Ricardo transformou a fala em um meio riso e pegando a lapiseira cor-de-rosa que estava na mão da garota, começara a desenhar os hexágonos e cálculos necessários para a resposta da pergunta. Após explicar para ela, ele sutilmente acrescentou:
-Entendeu?
-Entendi. Agora me conta: o que você pensava?
-O aniversário do Pedro tá chegando...
-Pedro? Tu ainda fala com o Pedro? E por quê tu saberia o aniversário do Pedro?
-Não, não. Não falo com o Pedro há dois anos. E sei lá porque de saber o aniversário dele, eu só sei.- Disse ele voltando à beira da janela para observar a lua nesse momento, uma voz fina, corta a visão de Ricardo.
-Oi! E aí meninos como vai o estudo?
-Vai ótimo Dona Carla...- Dona Carla era igual à Ana, mesmo cabelos compridos e escorridos, mesmo tom negro, o mesmo sorriso, as únicas diferenças visíveis eram umas pequenas rugas e a mecha branca no cabelo de Dona Carla. A mãe de Ana então disse que estaria em cima, caso precisassem de qualquer coisa. Ricardo fez um gesto com a cabeça indicando as escadas e completou:
-Ela ainda acha que a gente tem alguma coisa?
-Não sei... mas ela quer que a gente namore desde, sei lá, uns 16.
-Hm.... ainda não contou pra eles né? Devia contar logo.
-Eles não iam entender, os dois são bem cabeça fechada sabe? Algum dia eu conto mas pelo menos agora não.
-Tendi. Falando nisso... como as coisas vão com Isabela? Cês ainda tão juntas?
-Não a gente acabou. Ela era muito doida, até pra mim- Ana conversava com Ricardo sem tirar os olhos dos ácidos e benzenos de seu caderno, enquanto Ricardo não tirava os olhos da grande lua que estava no céu.- E tu e a Maria?

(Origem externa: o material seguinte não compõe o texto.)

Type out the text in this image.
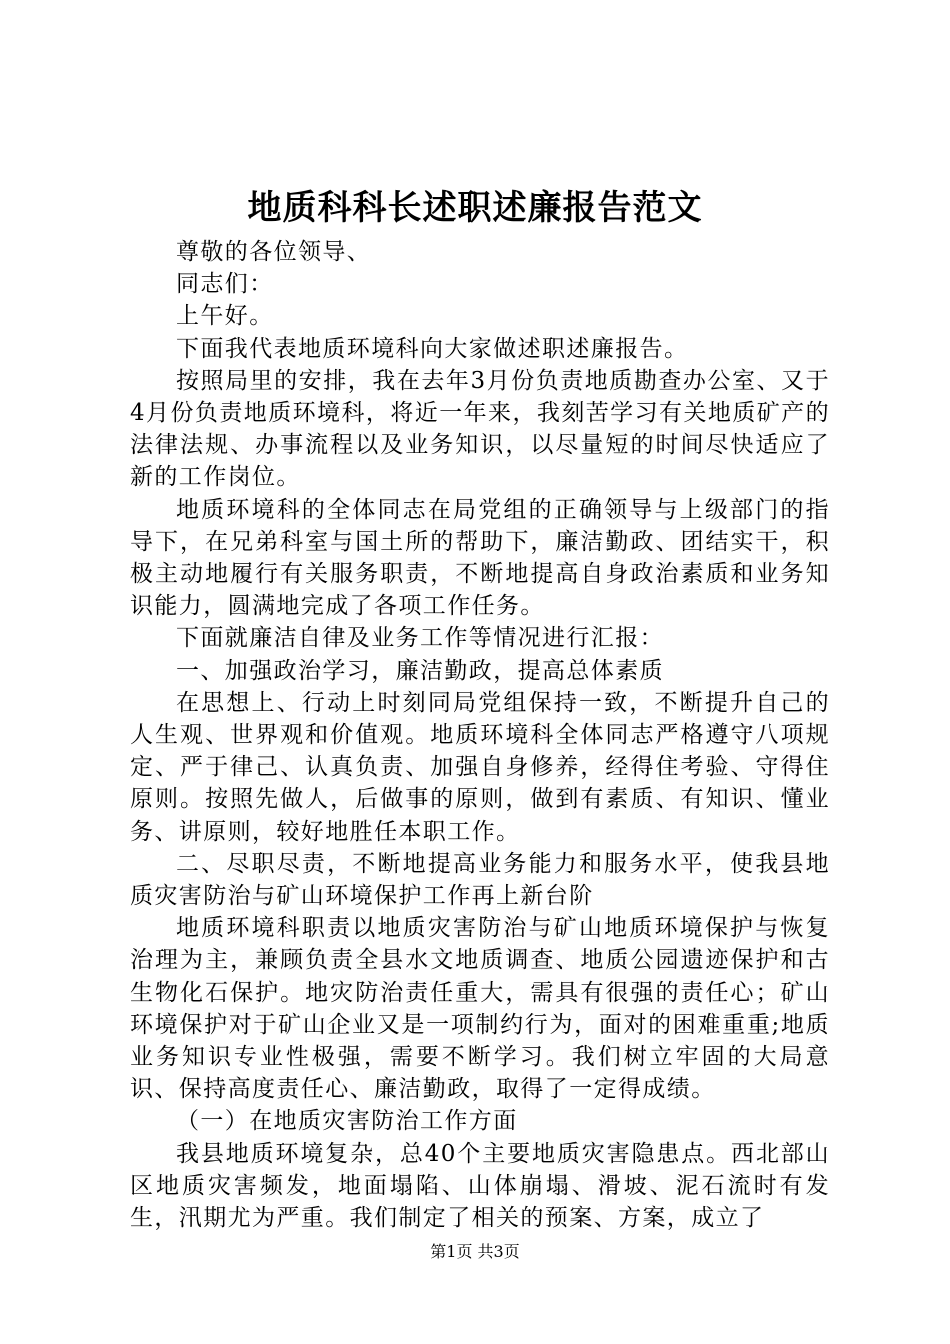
地质科科长述职述廉报告范文

尊敬的各位领导、

同志们：

上午好。

下面我代表地质环境科向大家做述职述廉报告。

按照局里的安排，我在去年3月份负责地质勘查办公室、又于4月份负责地质环境科，将近一年来，我刻苦学习有关地质矿产的法律法规、办事流程以及业务知识，以尽量短的时间尽快适应了新的工作岗位。

地质环境科的全体同志在局党组的正确领导与上级部门的指导下，在兄弟科室与国土所的帮助下，廉洁勤政、团结实干，积极主动地履行有关服务职责，不断地提高自身政治素质和业务知识能力，圆满地完成了各项工作任务。

下面就廉洁自律及业务工作等情况进行汇报：

一、加强政治学习，廉洁勤政，提高总体素质

在思想上、行动上时刻同局党组保持一致，不断提升自己的人生观、世界观和价值观。地质环境科全体同志严格遵守八项规定、严于律己、认真负责、加强自身修养，经得住考验、守得住原则。按照先做人，后做事的原则，做到有素质、有知识、懂业务、讲原则，较好地胜任本职工作。

二、尽职尽责，不断地提高业务能力和服务水平，使我县地质灾害防治与矿山环境保护工作再上新台阶

地质环境科职责以地质灾害防治与矿山地质环境保护与恢复治理为主，兼顾负责全县水文地质调查、地质公园遗迹保护和古生物化石保护。地灾防治责任重大，需具有很强的责任心；矿山环境保护对于矿山企业又是一项制约行为，面对的困难重重;地质业务知识专业性极强，需要不断学习。我们树立牢固的大局意识、保持高度责任心、廉洁勤政，取得了一定得成绩。

（一）在地质灾害防治工作方面

我县地质环境复杂，总40个主要地质灾害隐患点。西北部山区地质灾害频发，地面塌陷、山体崩塌、滑坡、泥石流时有发生，汛期尤为严重。我们制定了相关的预案、方案，成立了

第1页 共3页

-A gente nunca teve nada em primeiro lugar. Ela tá com o Marcos da minha sala, agora.- após falar ambos os jovens ficaram calados por alguns segundo. Ricardo então molhara os lábios para perguntar algo, mas sentira uma certa indecisão se deveria ou não... por fim, escolheu falar, ainda que já soubesse que Ana ficaria brava... "Falou com ela"?
-Sabia que tu ia falar nela!! Sempre acaba assim! Já faz muito tempo, cara! Tu ainda não superou ela?
-Eu superei, só não esqueci. Eu já te expliquei isso várias vezes...- ele superou, não superou? Ele tinha certeza disso. Ele devia ter superado, já havia dois anos. Ele devia ter superado, ele pensava.
-Não parece que tu superou. Vem cá me ajudar nessa questão!- ele prontamente foi para o lado da garota e começara a ler o texto do problema, ao final olhara para os olhos negros da amiga e disse:
-Eu não sei, não...
-Não sabe? Pensei que tu sabia de tudo?
-Eu também pensei que eu sabia de tudo...
Ela o olhou em confusão, como quem não acreditasse nas palavras, mas por fim deixou que ele voltasse a olhar a lua. Passaram mais algum tempo em silêncio, quando Ricardo enfim tirou o celular do bolso e viu que já eram quase meia-noite.
-Tá na minha hora. São vinte minutos andando até chegar em casa. Melhor eu ir andando...
-Não que dormir aqui não?
-Não eu vou pra casa. Tô afim de andar.- disse se despedindo da garota com um abraço de lado e pedindo para mandar lembrança para Dona Carla. E saíra pelas ruas vazias e escuras do bairro.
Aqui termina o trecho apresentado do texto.